Intervention de Arnaud Robinet

Commission mixte paritaire — Réunion du 15 novembre 2011 : 1ère réunion
Commission mixte paritaire sur le projet de loi relatif au renforcement de la sécurité sanitaire du médicament et des produits de santé

Arnaud Robinet, député, rapporteur pour l'Assemblée nationale :

Nous voici réunis pour examiner les dispositions restant en discussion du projet de loi relatif au renforcement de la sécurité sanitaire du médicament et des produits de santé. Toutes les parties ont pu, au cours d'une discussion parlementaire d'une grande richesse, exprimer leurs opinions et formuler leurs propositions.
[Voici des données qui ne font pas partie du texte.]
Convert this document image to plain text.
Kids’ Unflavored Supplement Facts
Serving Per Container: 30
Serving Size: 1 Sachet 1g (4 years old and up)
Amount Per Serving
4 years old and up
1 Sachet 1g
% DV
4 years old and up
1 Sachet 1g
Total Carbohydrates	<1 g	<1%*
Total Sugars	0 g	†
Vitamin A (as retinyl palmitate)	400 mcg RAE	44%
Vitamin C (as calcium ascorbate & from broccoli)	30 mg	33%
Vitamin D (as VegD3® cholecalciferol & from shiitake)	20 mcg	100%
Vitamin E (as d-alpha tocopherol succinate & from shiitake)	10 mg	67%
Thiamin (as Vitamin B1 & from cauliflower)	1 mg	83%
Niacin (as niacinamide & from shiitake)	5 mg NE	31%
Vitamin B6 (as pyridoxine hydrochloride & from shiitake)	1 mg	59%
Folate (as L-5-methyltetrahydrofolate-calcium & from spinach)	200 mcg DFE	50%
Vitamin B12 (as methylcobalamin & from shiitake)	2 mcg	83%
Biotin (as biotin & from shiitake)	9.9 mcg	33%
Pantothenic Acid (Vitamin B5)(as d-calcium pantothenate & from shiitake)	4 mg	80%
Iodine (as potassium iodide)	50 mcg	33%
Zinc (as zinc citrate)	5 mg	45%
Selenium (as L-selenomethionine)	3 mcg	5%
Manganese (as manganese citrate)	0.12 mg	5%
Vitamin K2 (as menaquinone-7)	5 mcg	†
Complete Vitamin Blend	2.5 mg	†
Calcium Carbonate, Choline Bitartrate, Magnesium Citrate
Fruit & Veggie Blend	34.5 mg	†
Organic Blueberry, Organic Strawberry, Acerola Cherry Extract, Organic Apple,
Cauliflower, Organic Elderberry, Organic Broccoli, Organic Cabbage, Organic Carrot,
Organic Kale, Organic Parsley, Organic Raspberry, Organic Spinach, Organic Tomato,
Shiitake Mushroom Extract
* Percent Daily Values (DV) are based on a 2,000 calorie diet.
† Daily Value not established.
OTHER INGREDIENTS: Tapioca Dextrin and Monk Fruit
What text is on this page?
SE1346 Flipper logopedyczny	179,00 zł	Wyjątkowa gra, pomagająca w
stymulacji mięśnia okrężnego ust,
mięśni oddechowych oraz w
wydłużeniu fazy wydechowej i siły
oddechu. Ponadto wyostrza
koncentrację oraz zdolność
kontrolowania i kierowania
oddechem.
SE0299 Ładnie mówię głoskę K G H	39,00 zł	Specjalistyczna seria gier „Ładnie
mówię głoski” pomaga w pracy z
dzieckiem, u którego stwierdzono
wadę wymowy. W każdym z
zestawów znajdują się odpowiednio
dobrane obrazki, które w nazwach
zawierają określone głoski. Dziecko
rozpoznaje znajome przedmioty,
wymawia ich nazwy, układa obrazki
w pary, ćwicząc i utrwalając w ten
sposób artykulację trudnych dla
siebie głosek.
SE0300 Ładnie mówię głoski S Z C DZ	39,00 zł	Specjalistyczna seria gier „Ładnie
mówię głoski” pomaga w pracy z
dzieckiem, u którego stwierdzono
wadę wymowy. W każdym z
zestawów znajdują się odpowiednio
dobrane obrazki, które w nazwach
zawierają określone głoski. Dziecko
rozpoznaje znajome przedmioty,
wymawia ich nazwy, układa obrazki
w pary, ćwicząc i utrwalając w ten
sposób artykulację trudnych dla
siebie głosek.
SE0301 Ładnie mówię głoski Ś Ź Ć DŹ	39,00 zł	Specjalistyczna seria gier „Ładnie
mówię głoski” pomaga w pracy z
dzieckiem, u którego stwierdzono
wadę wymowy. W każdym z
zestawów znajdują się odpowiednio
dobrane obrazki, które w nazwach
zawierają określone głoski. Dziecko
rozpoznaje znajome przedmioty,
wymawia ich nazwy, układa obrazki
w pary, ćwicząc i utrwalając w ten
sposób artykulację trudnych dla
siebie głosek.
A l'article 1er, le Sénat a adopté un amendement du rapporteur, visant à interdire aux dirigeants de la HAS, de l'INCa, de l'Inserm et de l'Afssaps tout lien d'intérêts dans les trois ans qui précèdent la prise de fonction. Cette proposition est peut être intellectuellement satisfaisante. Elle est en fait impraticable et nous priverait des personnalités compétentes dont nous avons plus que jamais besoin. Avoir des liens d'intérêts ne signifie pas être inféodé à l'industrie et dans des secteurs qui sont très techniques, il est dangereux que celui qui prend in fine la décision n'ait pas une connaissance parfaite du fonctionnement du secteur et de ses enjeux. Le Sénat propose aussi la publication des conclusions des groupes de travail des instances sanitaires : de deux choses l'une, soit nous décidons de publier l'intégralité de leurs travaux au risque d'y développer la langue de bois, soit nous garantissons un accès ciblé à ceux qui le demandent, comme le propose le ministre. Mais la solution du Sénat n'est pas satisfaisante. Je vous proposerai donc un retour au texte de l'Assemblée nationale sur ces points.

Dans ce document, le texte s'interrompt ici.